Art in Life –Serbian Rugs in 19th - 20th Centuries
(Pirot rugs from the collection of Museum of Applied Art in Belgrade)

Confucius Temple and Imperial College Guozijian, Beijing, PR of China
19 – 31 March 2010
Art In Life - Serbian Rugs in 19th-20th Centuries, the exhibition of Pirot rugs from the collection of Museum Of Applied Art in Belgrade, was open in the Confucius Temple and Imperial College Guozijian during the Days of Serbian Culture in People’s Republic of China. There are 32 rugs from the Museum’s collection on this exhibition with accompanying printed catalogue in Chinese. The closing of the exhibition is on 31st of March.

This project was realized through the cooperation of Serbian and Chinese Ministries of Culture on the basics of Program of cooperation in the field of culture between two countries from 2008 - 2012.

With attendance of high Chinese officials and His Excellency Ambassador of Serbia in PR China, Mr. Miomir Udovicki, the exhibition was opened by Minister of Culture of Serbia, Mr. Nebojsa Bradic, and the keynote address was given by Milica Cukic, Museum Advisor, Head of Arts Departments in Museum Of Applied Art.

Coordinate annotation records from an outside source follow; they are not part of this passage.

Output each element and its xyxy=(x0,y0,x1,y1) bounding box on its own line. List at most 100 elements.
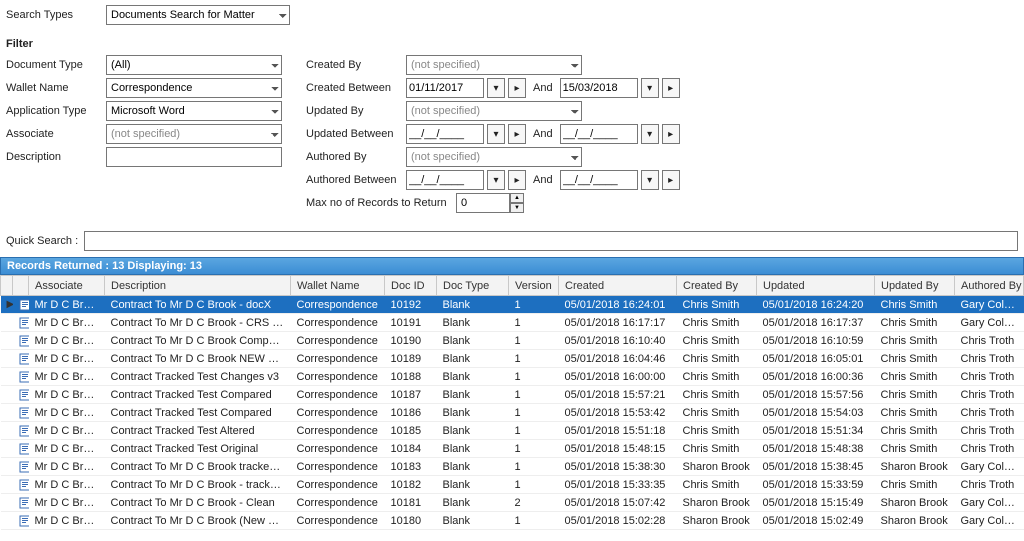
cell-version: 2 xyxy=(509,494,559,512)
authored-from-input[interactable] xyxy=(406,170,484,190)
col-doc-id[interactable]: Doc ID xyxy=(385,276,437,296)
cell-authored-by: Chris Troth xyxy=(955,332,1024,350)
updated-to-go-button[interactable]: ▸ xyxy=(662,124,680,144)
cell-updated-by: Chris Smith xyxy=(875,314,955,332)
cell-wallet: Correspondence xyxy=(291,494,385,512)
table-row[interactable]: Mr D C BrookContract Tracked Test Altere… xyxy=(1,422,1024,440)
cell-docid: 10184 xyxy=(385,440,437,458)
cell-created-by: Chris Smith xyxy=(677,422,757,440)
table-row[interactable]: ▶Mr D C BrookContract To Mr D C Brook - … xyxy=(1,296,1024,314)
cell-authored-by: Chris Troth xyxy=(955,350,1024,368)
max-records-up-button[interactable]: ▲ xyxy=(510,193,524,203)
quick-search-label: Quick Search : xyxy=(6,235,78,247)
cell-updated-by: Sharon Brook xyxy=(875,494,955,512)
cell-authored-by: Gary Colclough xyxy=(955,314,1024,332)
authored-to-input[interactable] xyxy=(560,170,638,190)
updated-by-select[interactable]: (not specified) xyxy=(406,101,582,121)
max-records-input[interactable] xyxy=(456,193,510,213)
cell-description: Contract To Mr D C Brook - tracked crs xyxy=(105,476,291,494)
cell-created: 05/01/2018 16:17:17 xyxy=(559,314,677,332)
cell-docid: 10181 xyxy=(385,494,437,512)
cell-doctype: Blank xyxy=(437,404,509,422)
cell-description: Contract To Mr D C Brook Compare doc xyxy=(105,332,291,350)
word-document-icon xyxy=(19,497,29,509)
created-from-calendar-icon[interactable]: ▾ xyxy=(487,78,505,98)
cell-updated: 05/01/2018 15:15:49 xyxy=(757,494,875,512)
table-row[interactable]: Mr D C BrookContract To Mr D C Brook NEW… xyxy=(1,350,1024,368)
updated-to-calendar-icon[interactable]: ▾ xyxy=(641,124,659,144)
table-row[interactable]: Mr D C BrookContract Tracked Test Change… xyxy=(1,368,1024,386)
cell-created-by: Sharon Brook xyxy=(677,494,757,512)
table-row[interactable]: Mr D C BrookContract To Mr D C Brook - t… xyxy=(1,476,1024,494)
table-row[interactable]: Mr D C BrookContract To Mr D C Brook (Ne… xyxy=(1,512,1024,530)
authored-from-go-button[interactable]: ▸ xyxy=(508,170,526,190)
search-types-select[interactable]: Documents Search for Matter xyxy=(106,5,290,25)
col-doc-type[interactable]: Doc Type xyxy=(437,276,509,296)
cell-created-by: Chris Smith xyxy=(677,386,757,404)
col-created[interactable]: Created xyxy=(559,276,677,296)
document-type-select[interactable]: (All) xyxy=(106,55,282,75)
cell-description: Contract Tracked Test Changes v3 xyxy=(105,368,291,386)
cell-associate: Mr D C Brook xyxy=(29,440,105,458)
created-to-calendar-icon[interactable]: ▾ xyxy=(641,78,659,98)
created-from-input[interactable] xyxy=(406,78,484,98)
word-document-icon xyxy=(19,371,29,383)
col-version[interactable]: Version xyxy=(509,276,559,296)
cell-associate: Mr D C Brook xyxy=(29,494,105,512)
cell-description: Contract To Mr D C Brook - Clean xyxy=(105,494,291,512)
cell-authored-by: Chris Troth xyxy=(955,440,1024,458)
max-records-down-button[interactable]: ▼ xyxy=(510,203,524,213)
col-description[interactable]: Description xyxy=(105,276,291,296)
table-row[interactable]: Mr D C BrookContract To Mr D C Brook Com… xyxy=(1,332,1024,350)
cell-description: Contract To Mr D C Brook - docX xyxy=(105,296,291,314)
table-row[interactable]: Mr D C BrookContract To Mr D C Brook - C… xyxy=(1,494,1024,512)
table-row[interactable]: Mr D C BrookContract Tracked Test Origin… xyxy=(1,440,1024,458)
cell-updated-by: Sharon Brook xyxy=(875,512,955,530)
cell-doctype: Blank xyxy=(437,440,509,458)
cell-created-by: Chris Smith xyxy=(677,476,757,494)
updated-from-input[interactable] xyxy=(406,124,484,144)
created-from-go-button[interactable]: ▸ xyxy=(508,78,526,98)
application-type-select[interactable]: Microsoft Word xyxy=(106,101,282,121)
cell-created: 05/01/2018 16:04:46 xyxy=(559,350,677,368)
created-by-select[interactable]: (not specified) xyxy=(406,55,582,75)
cell-updated-by: Sharon Brook xyxy=(875,458,955,476)
results-table[interactable]: Associate Description Wallet Name Doc ID… xyxy=(0,275,1024,530)
authored-from-calendar-icon[interactable]: ▾ xyxy=(487,170,505,190)
updated-from-calendar-icon[interactable]: ▾ xyxy=(487,124,505,144)
cell-associate: Mr D C Brook xyxy=(29,368,105,386)
col-wallet-name[interactable]: Wallet Name xyxy=(291,276,385,296)
table-row[interactable]: Mr D C BrookContract To Mr D C Brook - C… xyxy=(1,314,1024,332)
authored-to-go-button[interactable]: ▸ xyxy=(662,170,680,190)
cell-doctype: Blank xyxy=(437,350,509,368)
col-updated-by[interactable]: Updated By xyxy=(875,276,955,296)
created-to-go-button[interactable]: ▸ xyxy=(662,78,680,98)
table-row[interactable]: Mr D C BrookContract To Mr D C Brook tra… xyxy=(1,458,1024,476)
cell-associate: Mr D C Brook xyxy=(29,296,105,314)
col-associate[interactable]: Associate xyxy=(29,276,105,296)
wallet-name-select[interactable]: Correspondence xyxy=(106,78,282,98)
created-to-input[interactable] xyxy=(560,78,638,98)
associate-select[interactable]: (not specified) xyxy=(106,124,282,144)
col-updated[interactable]: Updated xyxy=(757,276,875,296)
table-row[interactable]: Mr D C BrookContract Tracked Test Compar… xyxy=(1,386,1024,404)
cell-docid: 10182 xyxy=(385,476,437,494)
col-authored-by[interactable]: Authored By xyxy=(955,276,1024,296)
updated-from-go-button[interactable]: ▸ xyxy=(508,124,526,144)
cell-wallet: Correspondence xyxy=(291,332,385,350)
cell-version: 1 xyxy=(509,440,559,458)
authored-by-select[interactable]: (not specified) xyxy=(406,147,582,167)
cell-created: 05/01/2018 15:38:30 xyxy=(559,458,677,476)
cell-updated-by: Chris Smith xyxy=(875,476,955,494)
col-created-by[interactable]: Created By xyxy=(677,276,757,296)
description-input[interactable] xyxy=(106,147,282,167)
word-document-icon xyxy=(19,353,29,365)
cell-updated: 05/01/2018 15:54:03 xyxy=(757,404,875,422)
updated-to-input[interactable] xyxy=(560,124,638,144)
cell-created-by: Sharon Brook xyxy=(677,512,757,530)
authored-to-calendar-icon[interactable]: ▾ xyxy=(641,170,659,190)
word-document-icon xyxy=(19,335,29,347)
cell-docid: 10189 xyxy=(385,350,437,368)
quick-search-input[interactable] xyxy=(84,231,1018,251)
table-row[interactable]: Mr D C BrookContract Tracked Test Compar… xyxy=(1,404,1024,422)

As guests of China International Exhibition Agency, three representatives of Museum Of Applied Arts from Belgrade, also visited Beijing from 16th – 22nd March: Head of Arts Departments, Milica Cukic, Curator in the Department for textile and costumes, Draginja Maskareli and Conservator, Milan Andric.

About exhibition Art In Life - Serbian Rugs in 19th-20th Centuries on China National television:
http://v.youku.com/v_show/id_XMTU5ODkwMTA4.html

PIROT RUGS FROM THE COLLECTION OF MAA

The Museum of Applied Art in Belgrade has a valuable collection of 120 rugs (kilims), dating from the beginning of the 19th to the mid-20th century. They were made in south-east Serbia, in Pirot, the most important rug-making centre in the Balkans.

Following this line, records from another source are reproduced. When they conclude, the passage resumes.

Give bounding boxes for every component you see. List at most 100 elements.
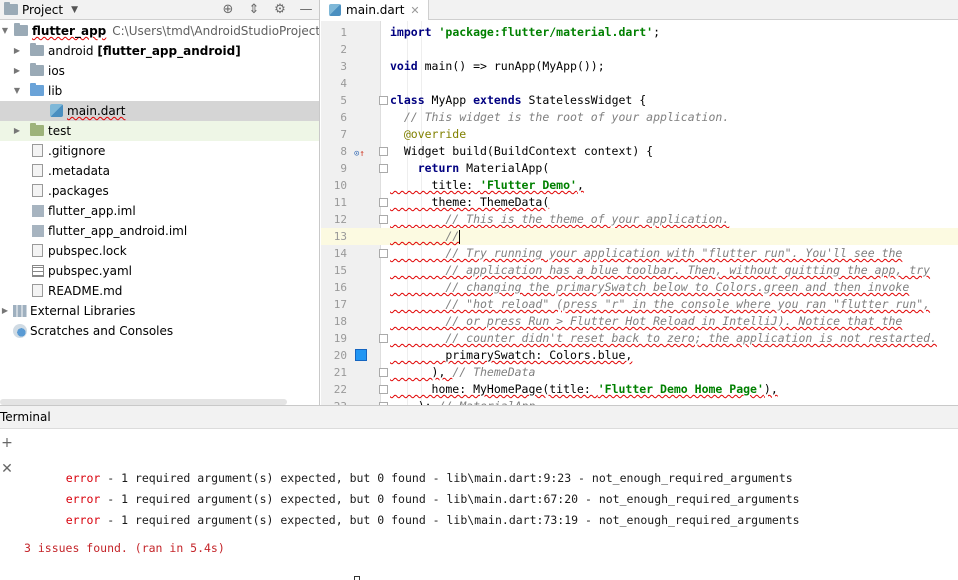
code-text: // This widget is the root of your appli… <box>390 110 730 124</box>
code-line[interactable]: 6 // This widget is the root of your app… <box>321 109 958 126</box>
fold-marker-icon[interactable] <box>379 334 388 343</box>
line-number: 7 <box>340 128 347 141</box>
line-number: 22 <box>333 383 347 396</box>
tree-item-pubspec-yaml[interactable]: pubspec.yaml <box>0 261 319 281</box>
line-number: 3 <box>340 60 347 73</box>
tree-item-packages[interactable]: .packages <box>0 181 319 201</box>
tree-item-label: android <box>48 44 94 58</box>
code-line[interactable]: 11 theme: ThemeData( <box>321 194 958 211</box>
code-line[interactable]: 1 import 'package:flutter/material.dart'; <box>321 24 958 41</box>
chevron-right-icon[interactable]: ▶ <box>0 301 10 321</box>
code-line[interactable]: 12 // This is the theme of your applicat… <box>321 211 958 228</box>
tree-item-pubspec-lock[interactable]: pubspec.lock <box>0 241 319 261</box>
code-text: class MyApp extends StatelessWidget { <box>390 93 647 107</box>
folder-icon <box>30 83 44 96</box>
tree-item-test[interactable]: ▶ test <box>0 121 319 141</box>
code-text: ), // ThemeData <box>390 365 536 379</box>
fold-marker-icon[interactable] <box>379 198 388 207</box>
fold-marker-icon[interactable] <box>379 164 388 173</box>
code-line[interactable]: 2 <box>321 41 958 58</box>
chevron-right-icon[interactable]: ▶ <box>12 121 22 141</box>
code-line[interactable]: 21 ), // ThemeData <box>321 364 958 381</box>
tree-item-ios[interactable]: ▶ ios <box>0 61 319 81</box>
chevron-right-icon[interactable]: ▶ <box>12 41 22 61</box>
code-text: @override <box>390 127 467 141</box>
project-view-selector[interactable]: Project ▼ <box>0 0 78 20</box>
terminal[interactable]: + ✕ error - 1 required argument(s) expec… <box>0 429 958 580</box>
code-line[interactable]: 20 primarySwatch: Colors.blue, <box>321 347 958 364</box>
code-text: // changing the primarySwatch below to C… <box>390 280 910 294</box>
fold-marker-icon[interactable] <box>379 215 388 224</box>
code-text: // Try running your application with "fl… <box>390 246 903 260</box>
chevron-down-icon[interactable]: ▼ <box>0 21 10 41</box>
tree-item-scratches[interactable]: Scratches and Consoles <box>0 321 319 341</box>
tree-item-gitignore[interactable]: .gitignore <box>0 141 319 161</box>
chevron-down-icon: ▼ <box>71 4 78 15</box>
code-line[interactable]: 7 @override <box>321 126 958 143</box>
code-line[interactable]: 9 return MaterialApp( <box>321 160 958 177</box>
code-line[interactable]: 23 ); // MaterialApp <box>321 398 958 405</box>
chevron-right-icon[interactable]: ▶ <box>12 61 22 81</box>
settings-icon[interactable]: ⚙ <box>267 0 293 20</box>
editor: main.dart ✕ 1 import 'package:flutter/mat… <box>321 0 958 405</box>
tree-item-label: flutter_app.iml <box>48 204 136 218</box>
tree-item-lib[interactable]: ▼ lib <box>0 81 319 101</box>
code-line[interactable]: 17 // "hot reload" (press "r" in the con… <box>321 296 958 313</box>
tree-item-android[interactable]: ▶ android [flutter_app_android] <box>0 41 319 61</box>
code-line[interactable]: 15 // application has a blue toolbar. Th… <box>321 262 958 279</box>
tree-item-label: flutter_app_android.iml <box>48 224 188 238</box>
code-line[interactable]: 3 void main() => runApp(MyApp()); <box>321 58 958 75</box>
tree-item-metadata[interactable]: .metadata <box>0 161 319 181</box>
code-line[interactable]: 8 ⊙↑ Widget build(BuildContext context) { <box>321 143 958 160</box>
tree-item-external-libraries[interactable]: ▶ External Libraries <box>0 301 319 321</box>
chevron-down-icon[interactable]: ▼ <box>12 81 22 101</box>
fold-marker-icon[interactable] <box>379 147 388 156</box>
tree-item-main-dart[interactable]: main.dart <box>0 101 319 121</box>
fold-marker-icon[interactable] <box>379 96 388 105</box>
code-text: home: MyHomePage(title: 'Flutter Demo Ho… <box>390 382 778 396</box>
line-number: 20 <box>333 349 347 362</box>
add-icon[interactable]: + <box>0 435 14 451</box>
code-line[interactable]: 22 home: MyHomePage(title: 'Flutter Demo… <box>321 381 958 398</box>
code-line[interactable]: 13 // <box>321 228 958 245</box>
fold-marker-icon[interactable] <box>379 385 388 394</box>
line-number: 6 <box>340 111 347 124</box>
code-line[interactable]: 5 class MyApp extends StatelessWidget { <box>321 92 958 109</box>
close-icon[interactable]: ✕ <box>0 461 14 477</box>
crosshair-icon[interactable]: ⊕ <box>215 0 241 20</box>
fold-marker-icon[interactable] <box>379 249 388 258</box>
tree-item-flutter-app[interactable]: ▼ flutter_app C:\Users\tmd\AndroidStudioP… <box>0 21 320 41</box>
collapse-icon[interactable]: ⇕ <box>241 0 267 20</box>
tree-item-flutter-app-android-iml[interactable]: flutter_app_android.iml <box>0 221 319 241</box>
minimize-icon[interactable]: — <box>293 0 319 20</box>
code-area[interactable]: 1 import 'package:flutter/material.dart';… <box>321 21 958 405</box>
code-line[interactable]: 16 // changing the primarySwatch below t… <box>321 279 958 296</box>
tree-item-label: pubspec.yaml <box>48 264 132 278</box>
line-number: 11 <box>333 196 347 209</box>
line-number: 21 <box>333 366 347 379</box>
line-number: 8 <box>340 145 347 158</box>
yaml-file-icon <box>32 265 44 277</box>
code-text: theme: ThemeData( <box>390 195 550 209</box>
code-line[interactable]: 10 title: 'Flutter Demo', <box>321 177 958 194</box>
line-number: 1 <box>340 26 347 39</box>
code-line[interactable]: 4 <box>321 75 958 92</box>
code-text: // counter didn't reset back to zero; th… <box>390 331 937 345</box>
fold-marker-icon[interactable] <box>379 368 388 377</box>
terminal-summary: 3 issues found. (ran in 5.4s) <box>24 541 225 555</box>
tree-item-label: .gitignore <box>48 144 106 158</box>
code-line[interactable]: 19 // counter didn't reset back to zero;… <box>321 330 958 347</box>
code-line[interactable]: 14 // Try running your application with … <box>321 245 958 262</box>
folder-icon <box>14 23 28 36</box>
tree-item-flutter-app-iml[interactable]: flutter_app.iml <box>0 201 319 221</box>
close-icon[interactable]: ✕ <box>410 4 419 17</box>
code-line[interactable]: 18 // or press Run > Flutter Hot Reload … <box>321 313 958 330</box>
color-swatch-icon[interactable] <box>355 349 367 361</box>
file-icon <box>32 244 43 257</box>
tab-main-dart[interactable]: main.dart ✕ <box>321 0 429 20</box>
tree-item-path: C:\Users\tmd\AndroidStudioProjects\flutt <box>112 24 320 38</box>
line-number: 10 <box>333 179 347 192</box>
code-text: // or press Run > Flutter Hot Reload in … <box>390 314 903 328</box>
tree-item-label: main.dart <box>67 104 126 118</box>
tree-item-readme[interactable]: README.md <box>0 281 319 301</box>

Pirot was located on the main highway, which once linked central Europe with Constantinople (today Turkey). Besides the Slavic name Pirot in the literature, we also come across the Turkish Sarköy (meaning “neither village nor town”). Excellent examples of Pirot rugs can be seen in Serbia, but likewise in Bulgaria, Turkey and in many collections worldwide.

The Pirot rugs are distinguished by rich and diverse ornaments (geometric, zoomorphic, anthropomorphic), named after the objects and beings from the close surrounding. Fine, thinly-woven, good quality wool, till the 1880s exclusively home-manufactured, goes into making both the warp and the woof of these rugs. Especially evident is the high quality of craftsmanship, superb weaving skills on a vertical loom, using the characteristic technique of plain weave, meaning that both the front and back sides of the rug are the same (as with tapestries). Depending on the size, the rugs were woven by one to ten weavers. The oldest preserved items date back to the end of the 18th century.

One of the outstanding qualities of Pirot rugs is the carefully studied colour effect based on the choice and arrangement of colours. It was not until the beginning of the 19th century that plant dyes were replaced by aniline colourings. By choosing and designing a wide variety of patterns, as well as colours, even on similar rugs, the originality of every single rug is assured.

At the end of the 19th and the beginning of the 20th century, the Pirot rugs had multiple functions in urban interior decoration and became an inevitable decor of public edifices and events. They were also shown on numerous exhibitions abroad, among which is the Paris exposition in 1900. Motives from the Pirot rugs were very popular in Serbian applied art between two World Wars. Having been integrated into Serbia in 1877/78, Pirot as a border town stagnated and rug-making decreased in importance and artistic value.